Editorial, “Law School Enrollment Blues,” in Japan Times
Perhaps the right rate of expansion for law schools was miscalculated.
In Japan, newspapers don’t throw up their hands and blame applicants; they sometimes criticize the government’s goals. That said, I cherish the Japan Times mistakes-were-made passive voice.
Recruitment failed to meet enrollment goals at 63 of Japan’s 73 law schools in 2011. The number of students enrolled was less than half the quota at 35 law schools, compared with only 14 under-filled schools last year.
Twenty law schools had fewer than 10 new students. The Justice Ministry’s plan to increase the number of lawyers in the country, begun in 2004 with the opening of new law schools and the introduction of a new bar exam, needs serious reassessment.
Yeah, most people who have passing knowledge on Japan’s Justice Ministry’s plan know it’s completely failed. I wrote about it last year here, “Quick Link: In Japan, Blame for Widespread Bar Exam Failure Placed on Exam, Not Scores of ‘La Vernes’,” if you’re enamored with the topic. I also bring it up because the ABA provisionally re-accredited California’s University of La Verne, despite its low bar passage rate. I’m not looking into whether it’s improved since 2011 right now, but La Verne has obviously been included in ABA or LSAC data even though it had lost its accreditation.
As for the Japan Times editorial, it veers off course, which is sad because it’s usually a good publication.
Still, the need for more lawyers is evident. Japan has one lawyer for every 4,119 people, compared with one lawyer for every 250 people in the United States. More lawyers are needed, for example, for businesses expanding abroad and for clearing up the aftermath of the Tohoku disaster. In addition, judges, prosecutors and other law professionals are needed to develop Japan’s domestic legal system, both civil and criminal.

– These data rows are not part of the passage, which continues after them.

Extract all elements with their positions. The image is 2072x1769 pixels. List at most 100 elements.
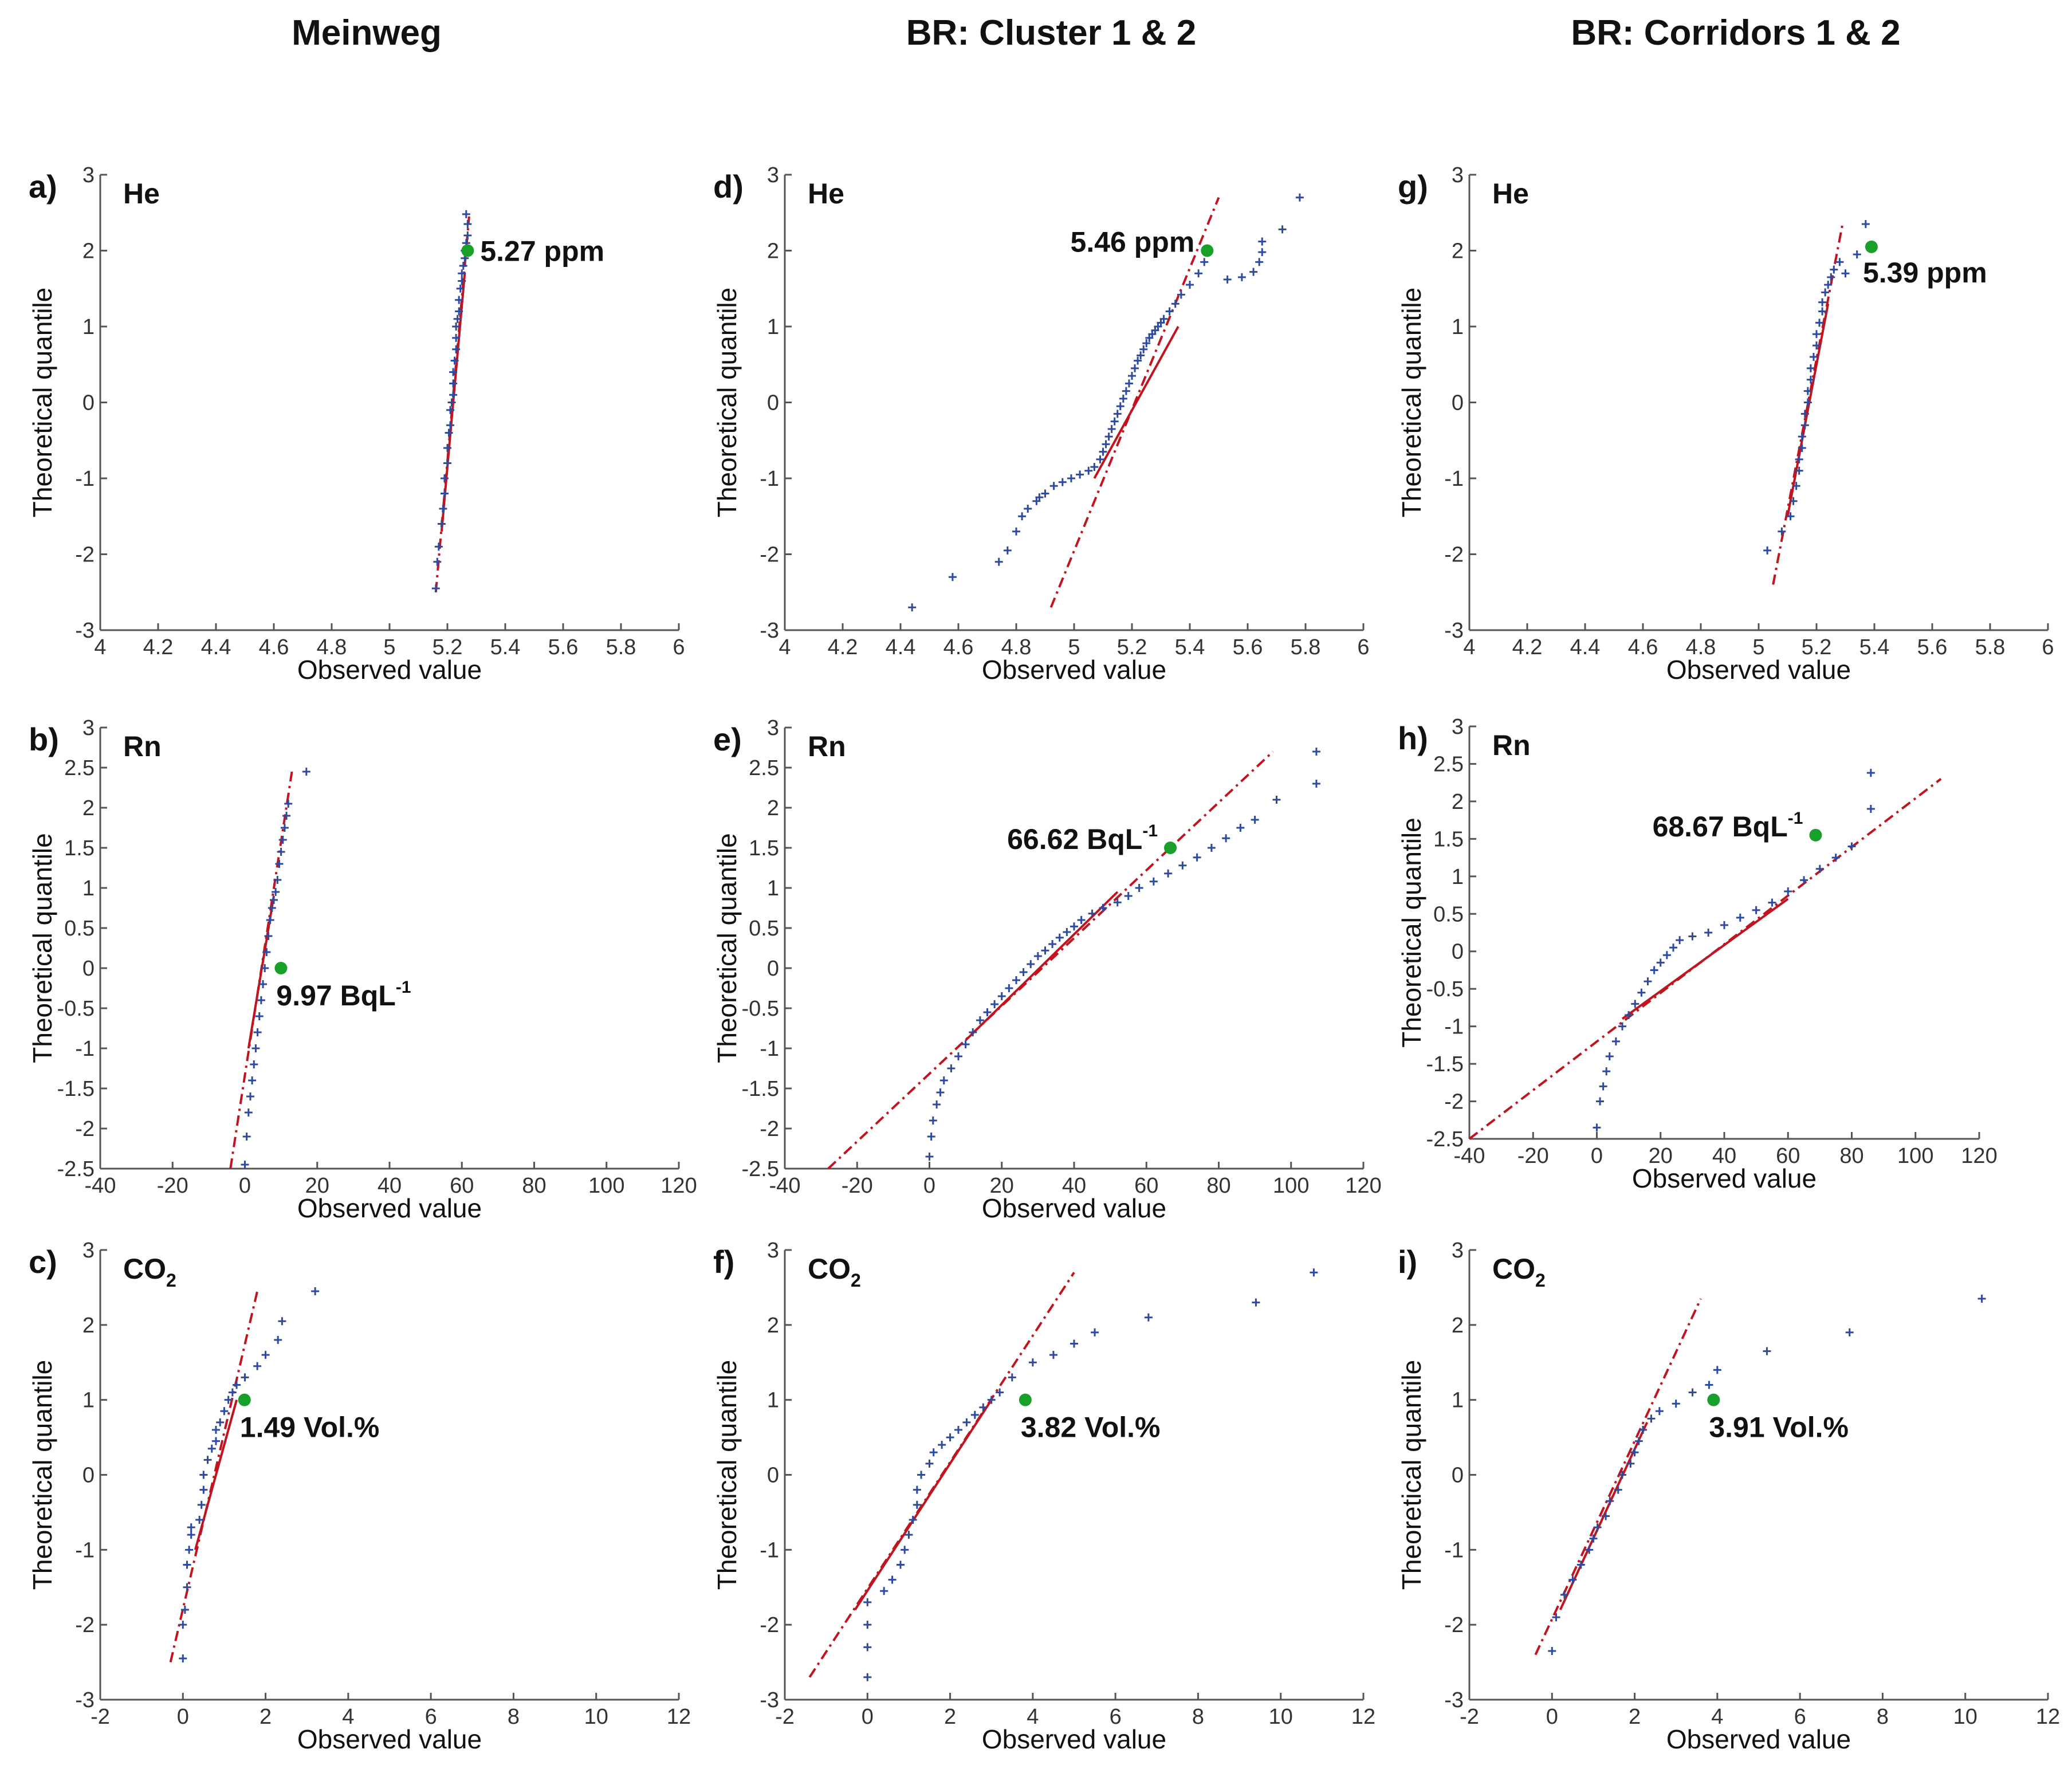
threshold-label: 5.46 ppm (1071, 226, 1195, 258)
data-point (979, 1403, 988, 1412)
data-point (1611, 1037, 1620, 1045)
x-tick-label: 4.8 (1686, 635, 1716, 659)
data-point (1041, 489, 1049, 498)
x-tick-label: 100 (1897, 1144, 1933, 1168)
data-point (1077, 916, 1086, 924)
y-tick-label: 1 (82, 1389, 95, 1413)
data-point (1125, 379, 1133, 388)
data-point (1249, 268, 1258, 276)
x-axis-label: Observed value (297, 1724, 482, 1754)
y-tick-label: 3 (1452, 1239, 1464, 1263)
data-point (938, 1441, 946, 1449)
reference-line-dashdot (169, 1291, 259, 1663)
data-point (996, 1388, 1004, 1397)
data-point (1800, 876, 1808, 884)
y-tick-label: -3 (760, 1688, 779, 1712)
data-point (1137, 351, 1145, 360)
data-point (459, 262, 467, 270)
y-tick-label: -2.5 (57, 1157, 95, 1181)
data-point (1223, 275, 1232, 284)
x-tick-label: -40 (769, 1174, 801, 1198)
data-point (1795, 466, 1803, 475)
data-point (1644, 977, 1652, 986)
x-tick-label: 4.8 (1001, 635, 1032, 659)
data-point (994, 557, 1003, 566)
x-tick-label: 0 (1546, 1705, 1558, 1729)
data-point (450, 356, 459, 365)
x-tick-label: 4.2 (828, 635, 858, 659)
gas-label: Rn (123, 730, 162, 762)
y-tick-label: 3 (82, 716, 95, 740)
x-tick-label: 4.4 (886, 635, 916, 659)
data-point (1186, 281, 1194, 289)
x-tick-label: -2 (91, 1705, 110, 1729)
data-point (1812, 341, 1821, 350)
x-tick-label: 5.6 (1917, 635, 1948, 659)
data-point (913, 1500, 921, 1509)
threshold-marker (1707, 1393, 1720, 1406)
data-point (452, 345, 461, 353)
data-point (969, 1028, 977, 1036)
data-point (1806, 364, 1815, 372)
y-tick-label: 1 (1452, 1389, 1464, 1413)
column-title-corridors: BR: Corridors 1 & 2 (1571, 13, 1900, 53)
x-tick-label: 20 (1649, 1144, 1673, 1168)
x-tick-label: 2 (1629, 1705, 1641, 1729)
x-tick-label: 5.2 (1117, 635, 1147, 659)
x-tick-label: 40 (378, 1174, 402, 1198)
y-tick-label: 0 (1452, 1464, 1464, 1488)
data-point (1803, 398, 1812, 407)
y-axis-label: Theoretical quantile (1397, 288, 1426, 517)
data-point (990, 1000, 999, 1008)
threshold-marker (1809, 828, 1822, 842)
data-point (1159, 315, 1168, 323)
data-point (445, 429, 453, 437)
data-point (253, 1362, 262, 1370)
y-tick-label: 2 (82, 239, 95, 264)
data-point (946, 1433, 954, 1442)
column-title-cluster: BR: Cluster 1 & 2 (906, 13, 1196, 53)
data-point (1178, 861, 1187, 870)
data-point (1602, 1067, 1611, 1076)
data-point (302, 768, 310, 776)
x-tick-label: 10 (584, 1705, 608, 1729)
x-tick-label: 8 (508, 1705, 520, 1729)
data-point (1019, 968, 1028, 976)
x-tick-label: 4 (342, 1705, 354, 1729)
data-point (207, 1444, 216, 1453)
y-tick-label: -2 (760, 1613, 779, 1637)
y-tick-label: -2.5 (1426, 1127, 1464, 1151)
x-tick-label: 4 (1463, 635, 1475, 659)
y-tick-label: 0.5 (64, 917, 95, 941)
x-tick-label: -2 (775, 1705, 795, 1729)
data-point (1736, 913, 1744, 922)
data-point (1091, 1328, 1099, 1336)
gas-label: CO2 (1492, 1253, 1546, 1291)
data-point (1614, 1485, 1622, 1494)
data-point (1200, 258, 1209, 266)
y-tick-label: 3 (767, 163, 779, 187)
data-point (268, 904, 276, 912)
data-point (1552, 1613, 1560, 1622)
data-point (462, 210, 470, 218)
data-point (1639, 1426, 1647, 1434)
y-tick-label: 2.5 (1433, 752, 1464, 776)
data-point (452, 323, 461, 331)
x-tick-label: 5.4 (490, 635, 521, 659)
data-point (1012, 976, 1020, 984)
data-point (1688, 932, 1697, 941)
gas-subscript: 2 (1535, 1270, 1546, 1291)
data-point (242, 1133, 251, 1141)
data-point (1134, 356, 1142, 365)
data-point (1028, 1358, 1037, 1367)
data-point (1113, 410, 1122, 418)
data-point (1676, 936, 1684, 945)
y-tick-label: -0.5 (1426, 977, 1464, 1001)
data-point (1312, 780, 1320, 788)
data-point (1113, 898, 1122, 907)
data-point (1116, 402, 1125, 411)
data-point (278, 836, 287, 844)
data-point (1634, 1437, 1643, 1445)
x-tick-label: 80 (522, 1174, 546, 1198)
y-tick-label: 3 (82, 1239, 95, 1263)
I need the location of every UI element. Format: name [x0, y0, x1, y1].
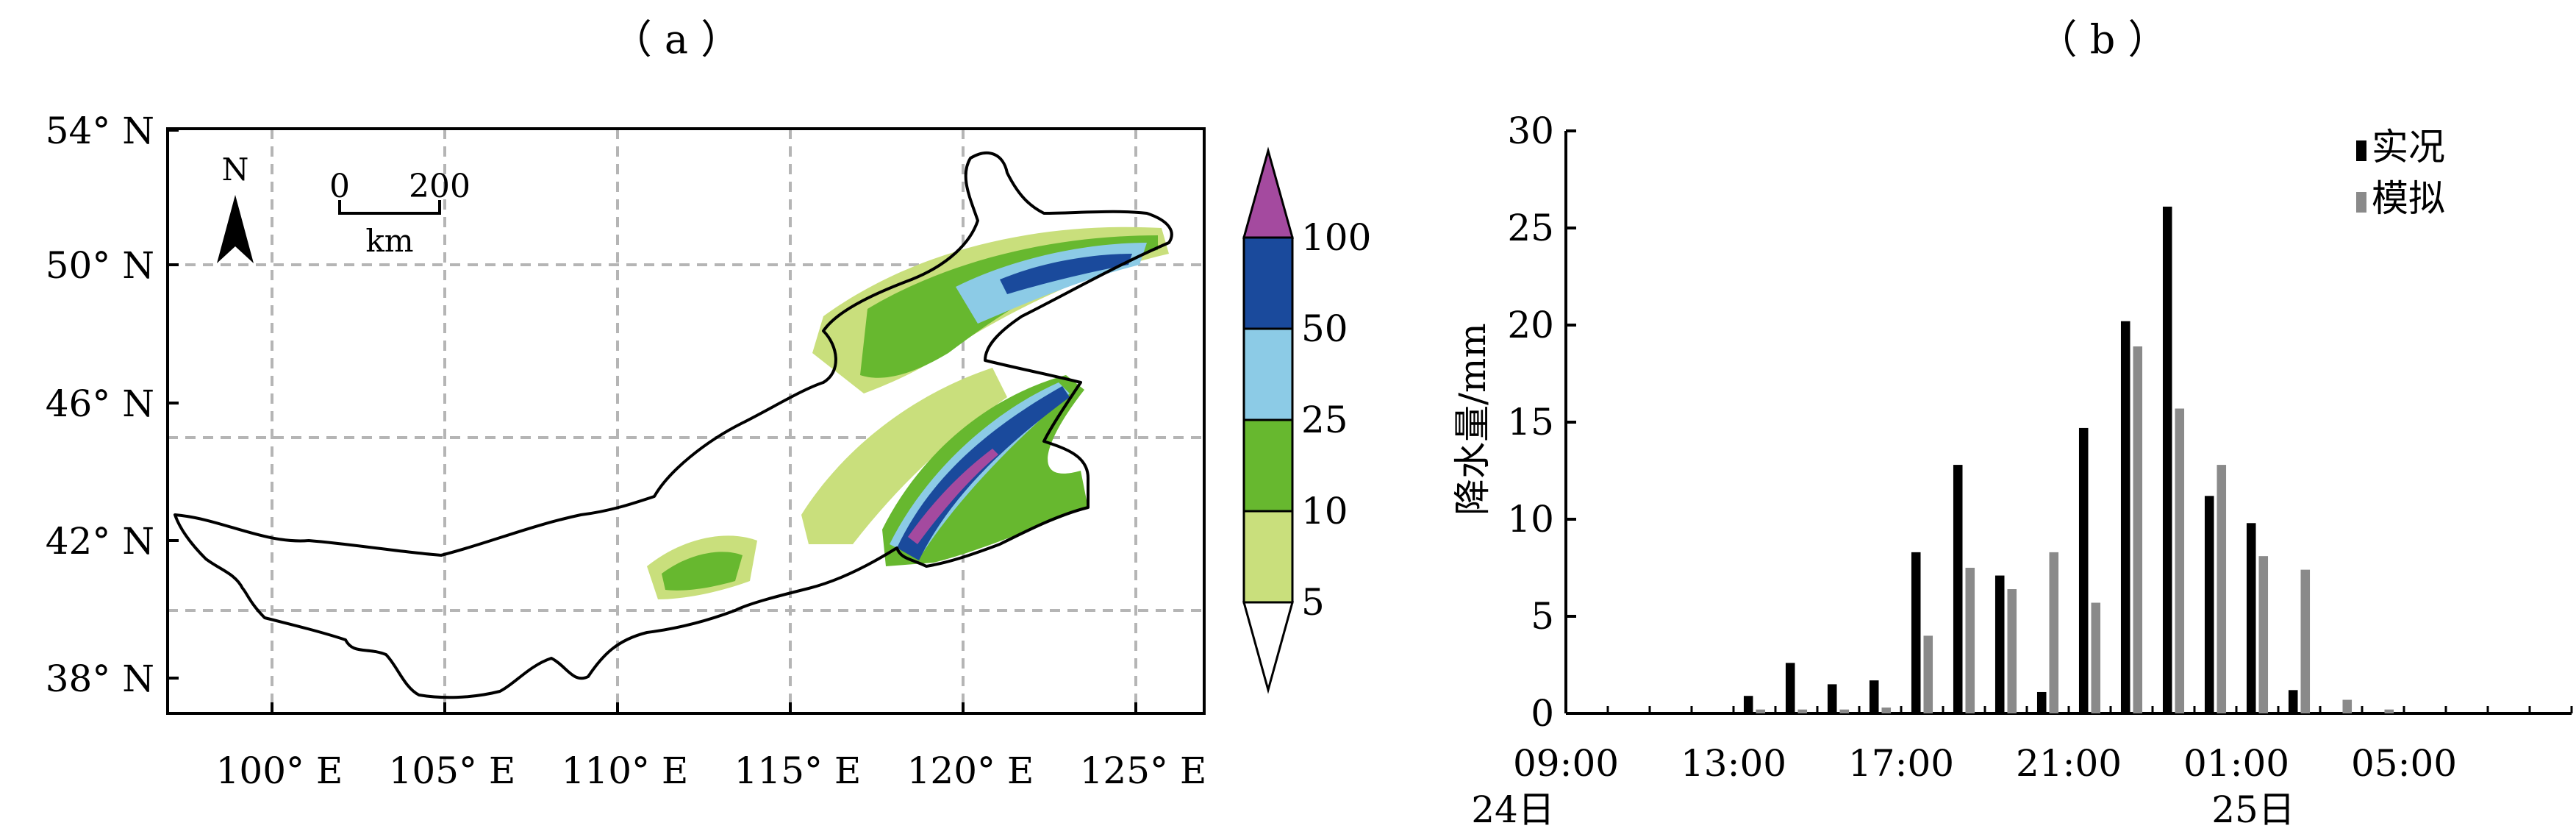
- bar-observed: [2162, 206, 2172, 714]
- bar-observed: [1785, 663, 1795, 713]
- y-tick-label: 42° N: [46, 520, 154, 563]
- bar-simulated: [1839, 709, 1850, 713]
- bar-observed: [2288, 690, 2298, 713]
- y-tick-label: 10: [1507, 498, 1554, 541]
- bar-observed: [1743, 696, 1753, 713]
- bar-observed: [1869, 680, 1879, 713]
- bar-simulated: [1881, 708, 1892, 713]
- x-tick-label: 110° E: [562, 749, 689, 792]
- y-tick-label: 5: [1531, 595, 1554, 638]
- map-frame: [166, 127, 1206, 715]
- colorbar-bottom-triangle: [1242, 601, 1294, 694]
- bar-observed: [2246, 523, 2256, 713]
- north-arrow: N: [217, 152, 254, 263]
- y-tick-label: 0: [1531, 692, 1554, 735]
- x-tick-label: 09:00: [1513, 742, 1619, 785]
- bar-observed: [2078, 427, 2089, 713]
- bar-simulated: [1965, 568, 1975, 713]
- bar-simulated: [1797, 709, 1808, 713]
- colorbar-top-triangle: [1242, 146, 1294, 239]
- date-label-24: 24日: [1471, 788, 1555, 831]
- x-tick-label: 21:00: [2016, 742, 2122, 785]
- y-tick-label: 20: [1507, 304, 1554, 346]
- panel-b-title: （ b ）: [2038, 16, 2168, 63]
- scale-bar: 0 200 km: [329, 168, 471, 259]
- colorbar-label-50: 50: [1301, 307, 1348, 350]
- bar-simulated: [2342, 699, 2353, 713]
- scale-end-label: 200: [409, 168, 471, 205]
- colorbar-10-25: [1242, 418, 1294, 513]
- legend-label: 模拟: [2372, 177, 2445, 220]
- colorbar-label-100: 100: [1301, 216, 1371, 259]
- y-tick-label: 50° N: [46, 244, 154, 287]
- bar-simulated: [1756, 709, 1766, 713]
- y-tick-label: 15: [1507, 401, 1554, 443]
- bar-observed: [1827, 684, 1837, 713]
- bar-observed: [2036, 691, 2047, 713]
- region-boundary: [173, 151, 1173, 699]
- colorbar: 100 50 25 10 5: [1242, 146, 1371, 694]
- rain-region-50-100-south: [897, 386, 1070, 560]
- bar-observed: [1994, 575, 2005, 713]
- north-arrow-label: N: [222, 152, 249, 188]
- x-tick-label: 05:00: [2351, 742, 2457, 785]
- colorbar-50-100: [1242, 236, 1294, 330]
- bar-simulated: [2300, 569, 2311, 713]
- bar-simulated: [2217, 465, 2227, 713]
- scale-bar-line: [338, 200, 441, 215]
- x-tick-label: 105° E: [389, 749, 516, 792]
- scale-unit-label: km: [365, 223, 413, 259]
- x-tick-label: 100° E: [216, 749, 343, 792]
- x-tick-label: 13:00: [1681, 742, 1786, 785]
- x-tick-label: 17:00: [1848, 742, 1954, 785]
- x-tick-label: 01:00: [2183, 742, 2289, 785]
- map-y-axis: 38° N 42° N 46° N 50° N 54° N: [46, 110, 179, 700]
- colorbar-label-5: 5: [1301, 581, 1325, 624]
- bar-simulated: [1923, 635, 1933, 713]
- legend-swatch: [2356, 140, 2366, 161]
- rain-region-50-100: [1000, 254, 1132, 294]
- panel-a-title: （ a ）: [612, 16, 741, 63]
- bar-marks: [1743, 206, 2394, 714]
- bar-simulated: [2133, 346, 2143, 713]
- legend-swatch: [2356, 192, 2366, 213]
- colorbar-5-10: [1242, 510, 1294, 604]
- rain-region-5-10-mid: [801, 368, 1007, 544]
- x-tick-label: 115° E: [734, 749, 862, 792]
- y-tick-label: 38° N: [46, 657, 154, 700]
- bar-simulated: [2049, 552, 2059, 713]
- bar-observed: [2204, 496, 2214, 713]
- bar-simulated: [2384, 709, 2394, 713]
- map-x-axis: 100° E 105° E 110° E 115° E 120° E 125° …: [216, 702, 1207, 792]
- bar-simulated: [2175, 408, 2185, 713]
- panel-b-bar-chart: （ b ） 降水量/mm 0 5 10 15 20 25 30 09:00 13:00 17:00…: [1451, 16, 2573, 831]
- x-tick-label: 120° E: [907, 749, 1034, 792]
- precipitation-field: [647, 227, 1169, 599]
- map-plot-area: [166, 127, 1206, 715]
- x-tick-label: 125° E: [1080, 749, 1207, 792]
- scale-start-label: 0: [329, 168, 350, 205]
- colorbar-label-10: 10: [1301, 490, 1348, 532]
- date-label-25: 25日: [2211, 788, 2295, 831]
- colorbar-25-50: [1242, 327, 1294, 421]
- bar-axes: 0 5 10 15 20 25 30 09:00 13:00 17:00 21:00 01:00 05:…: [1507, 110, 2573, 785]
- bar-observed: [2120, 321, 2130, 714]
- north-arrow-icon: [217, 195, 254, 263]
- colorbar-label-25: 25: [1301, 399, 1348, 441]
- rain-region-above-100: [908, 449, 998, 544]
- legend-label: 实况: [2372, 126, 2445, 168]
- bar-simulated: [2258, 556, 2269, 713]
- rain-region-10-25-west: [662, 552, 743, 591]
- panel-a-map: （ a ）: [46, 16, 1372, 792]
- y-axis-title: 降水量/mm: [1451, 323, 1494, 516]
- bar-observed: [1911, 552, 1921, 713]
- y-tick-label: 25: [1507, 207, 1554, 249]
- bar-simulated: [2091, 602, 2101, 713]
- bar-simulated: [2007, 589, 2017, 713]
- bar-observed: [1953, 465, 1963, 713]
- y-tick-label: 30: [1507, 110, 1554, 152]
- y-tick-label: 54° N: [46, 110, 154, 152]
- y-tick-label: 46° N: [46, 382, 154, 425]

In the above link, I searched up and down for evidence that the new law schools were justified on “lawyers per capita” reasons, but I couldn’t find it. The passage here is as good as any. It’s still a bad justification. The U.S. is a common law country, not a civil law one, and there are all kinds of rationalizations/gimmicks for why there’s not more litigation in Japan, ranging from increased reliance on mediation to resolve disputes (at all levels), Japan being a low-litigious society, to requiring plaintiffs to pay large filing fees.
Also, as far as I’m concerned, the 1:250 ratio is not the one I’d use. It’s probably the ABA’s number of lawyers active and resident in the United States, which includes down-to-earth folk like me who ain’t a-practicing. Given the 35-year rate of law degrees, the ratio is 1:231, which at least implies that the number of ABA grads who don’t take or pass a bar exam is fairly low. This appears good. The reality, though is that the ratio of employed lawyers is much lower. Nearly 1:300 for the Current Population Survey and 1:425 by the Occupational Outlook Handbook. This of course means there are more legally educated Americans than lawyer/judge/clerk/government jobs for them. Not a shining comparison to aspire to.
As for the Japan Times excuse of needing lawyers to clean up Tohoku and to “develop” the law, I doubt the attorney shortage will hamper any litigation against the government for radiation discharges that are less than what you get when flying on an airplane.
The editorial rights its footing on blaming the applicant drop on the country’s improved bar exam: only a quarter of test-takers pass it, which means law schools are better off teaching the test in order to stay alive rather than “how the law actually works”—whatever that means.
Japan needs a more realistic exam with questions pertaining to the theory as well as the practice of law. Lawyers, like doctors and teachers, also benefit greatly from an apprentice system that provides hands-on experience.
These are good ideas. A professional licensing system is costly to either consumers of their services, the professionals, or the public if it nationalizes the education system. To the extent that licensing works, easing the costs while improving training is the only solution.
The editorial moans:
Many aspiring students have spent millions of yen, often at both law and cram schools, only to fail the bar exam repeatedly.
Hey, at least they didn’t put six figures of debt into IBR.